Der Mechanikus fuhr mich dann zum Busbahnhof in Viterbo, der sogar noch charmanter ist als der Busbahnhof in Hagen. Und nur echt mit Hakenkreuz.
Die Busfahrt von Viterbo nach Montefiascone, rund 17 Kilometer, kostet 1,30 Euro. Ein Schnapper. Die Preise richten sich nach der Entfernung, und alles bis 20 Kilometer kostet einsdreißig. Ich stieg vor dem Supermarkt aus, in dem ich am Samstag eingekauft hatte, ging den Berg zu meiner Residenz hinauf und hielt noch einmal im Keksparadies für ein frisches Brot an.
„Regnet’s?“, fragte die Bäckerin, eine ältere Frau.
„Gerade nicht“, sagte ich.
„Schlimm, dieses Wetter. Ich ertrage das nicht mehr.“
„Ich komme aus Deutschland. Wir haben das immer.“
„Ach je, du Arme!“
„Ja.“
„Ja.“
Auf dem weiteren Weg machte ich noch einen Abstecher in den kleinsten „Einmal hin, alles drin“-Supermarkt der Welt, um etwas für aufs Brot zu kaufen – und fotografierte das beeindruckende Knopfsortiment.

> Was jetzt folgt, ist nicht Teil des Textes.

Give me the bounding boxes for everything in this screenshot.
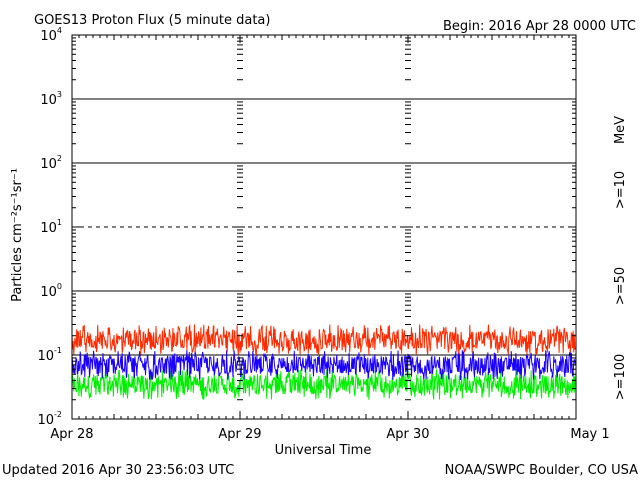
y-axis-label: Particles cm⁻²s⁻¹sr⁻¹ <box>10 168 25 302</box>
legend-entry-10mev: >=10 <box>613 171 628 209</box>
y-tick-base: 10 <box>40 221 57 236</box>
y-tick-exponent: 0 <box>57 282 62 291</box>
reference-lines <box>72 98 576 356</box>
y-tick-label: 101 <box>40 218 62 236</box>
begin-date: Begin: 2016 Apr 28 0000 UTC <box>443 19 636 34</box>
y-tick-label: 100 <box>40 282 62 300</box>
series-line-100mev <box>71 368 577 400</box>
series-line-50mev <box>71 349 577 380</box>
x-tick-label: Apr 30 <box>386 427 429 442</box>
x-axis-label: Universal Time <box>275 443 372 458</box>
y-tick-base: 10 <box>37 349 54 364</box>
x-tick-label: Apr 28 <box>50 427 93 442</box>
y-tick-label: 10-2 <box>37 410 62 428</box>
y-tick-exponent: -2 <box>54 410 62 419</box>
y-tick-base: 10 <box>40 29 57 44</box>
y-tick-exponent: 3 <box>57 90 62 99</box>
x-tick-labels: Apr 28 Apr 29 Apr 30 May 1 <box>50 427 609 442</box>
y-tick-exponent: 4 <box>57 26 62 35</box>
plot-frame <box>71 34 577 420</box>
y-tick-base: 10 <box>40 285 57 300</box>
y-tick-exponent: -1 <box>54 346 62 355</box>
legend-entry-50mev: >=50 <box>613 267 628 305</box>
y-tick-label: 104 <box>40 26 62 44</box>
x-tick-label: May 1 <box>570 427 609 442</box>
day-divider-ticks <box>235 37 413 420</box>
y-tick-exponent: 1 <box>57 218 62 227</box>
y-tick-label: 102 <box>40 154 62 172</box>
chart-title: GOES13 Proton Flux (5 minute data) <box>34 13 270 28</box>
y-tick-base: 10 <box>37 413 54 428</box>
legend-entry-100mev: >=100 <box>613 354 628 401</box>
series-line-10mev <box>71 324 577 356</box>
data-source: NOAA/SWPC Boulder, CO USA <box>445 463 638 478</box>
y-tick-label: 103 <box>40 90 62 108</box>
legend-unit: MeV <box>613 116 628 144</box>
y-tick-label: 10-1 <box>37 346 62 364</box>
x-tick-label: Apr 29 <box>218 427 261 442</box>
y-tick-exponent: 2 <box>57 154 62 163</box>
y-tick-base: 10 <box>40 157 57 172</box>
updated-timestamp: Updated 2016 Apr 30 23:56:03 UTC <box>2 463 234 478</box>
series-layer <box>71 324 577 400</box>
y-tick-base: 10 <box>40 93 57 108</box>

Hier nun großes Gewitter mit Hagel. Sehr schön, dass der Niederschlag variiert. So haben die Bäckerin und ich Abwechslung.
*
#serviceblog
der Reifen: la gomma
die Felge: il cerchio
die Lenkung: lo sterzo
die Achse: l’assale
der Querlenker: il braccio trasversale
der Stoßdämpfer: lo smorzatore, l’ammortizzatore
abschleppen: rimorchiare
das Schlagloch: la buca
der junge Mann vom Pannendienst: il ragazzo
Scheiße: Merda!, Cazzo!, Porca puttana!
Der Teufel scheißt immer auf den größten Haufen: Piove sempre sul bagnato! (Wörtlich: Es regnet immer auf den, der eh schon nass ist.)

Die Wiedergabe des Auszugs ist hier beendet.